BACKGROUND: This study was aimed at examining the potential of non-biting synanthropic filth flies to acquire naturally eggs of human intestinal helminths from unsanitary sites, and its attendant public health importance.

METHODS: Body surface washings and gut contents of flies caught foraging while infected human faeces lay exposed at a garbage dump in Iperu, Ogun State, Nigeria and within 24 hours subsequently after removal of faeces from the dump were examined parasitologically by the formol-ether concentration technique. The viability of helminth eggs isolated from flies was determined by incubation under laboratory conditions.

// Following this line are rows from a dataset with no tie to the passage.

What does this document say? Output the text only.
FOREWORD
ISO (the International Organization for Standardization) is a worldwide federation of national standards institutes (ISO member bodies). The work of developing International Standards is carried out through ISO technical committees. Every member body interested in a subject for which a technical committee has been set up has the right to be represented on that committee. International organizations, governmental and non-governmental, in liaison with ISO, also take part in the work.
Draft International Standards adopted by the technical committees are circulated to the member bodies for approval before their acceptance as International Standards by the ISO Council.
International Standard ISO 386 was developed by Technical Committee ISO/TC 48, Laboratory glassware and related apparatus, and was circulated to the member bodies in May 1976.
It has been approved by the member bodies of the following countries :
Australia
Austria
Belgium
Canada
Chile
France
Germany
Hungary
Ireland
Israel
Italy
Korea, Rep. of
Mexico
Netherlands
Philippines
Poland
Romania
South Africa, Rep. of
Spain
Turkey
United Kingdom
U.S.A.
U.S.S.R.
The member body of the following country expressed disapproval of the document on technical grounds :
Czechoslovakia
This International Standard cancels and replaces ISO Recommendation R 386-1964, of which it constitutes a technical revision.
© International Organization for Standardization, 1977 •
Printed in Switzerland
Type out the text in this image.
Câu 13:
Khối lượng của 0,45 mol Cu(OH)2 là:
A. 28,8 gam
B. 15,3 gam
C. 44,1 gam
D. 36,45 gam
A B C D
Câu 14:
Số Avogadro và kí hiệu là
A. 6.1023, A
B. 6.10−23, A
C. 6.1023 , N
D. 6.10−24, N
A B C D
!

RESULTS: A total of 303 flies were examined: Musca domestica (107; 35.3%), Chrysomya megacephala (125; 41.3%) and Musca sorbens (71; 23.4%). Eggs of Ascaris lumbricoides and Trichuris trichiura isolated from exposed human faeces were recovered from the body surfaces and or gut contents of flies caught before (141; 77.5%) and after removal of exposed faeces (44; 36.4%). Eggs of Taenia sp. were isolated only from the gut contents of three C. megacephala flies caught after removal of exposed faeces. Significantly more (p<0.05) eggs were recovered from fly gut contents than body surfaces and from flies caught before than after removal of exposed faeces. 93.1% (552; from exposed faeces) and 57.4% (408; from flies) of A. lumbricoides and T. trichiura eggs were viable.

CONCLUSIONS: Synanthropic flies may, because they carry viable eggs acquired naturally from unsanitary sites, be involved in the epidemiology of human intestinal helminthiases.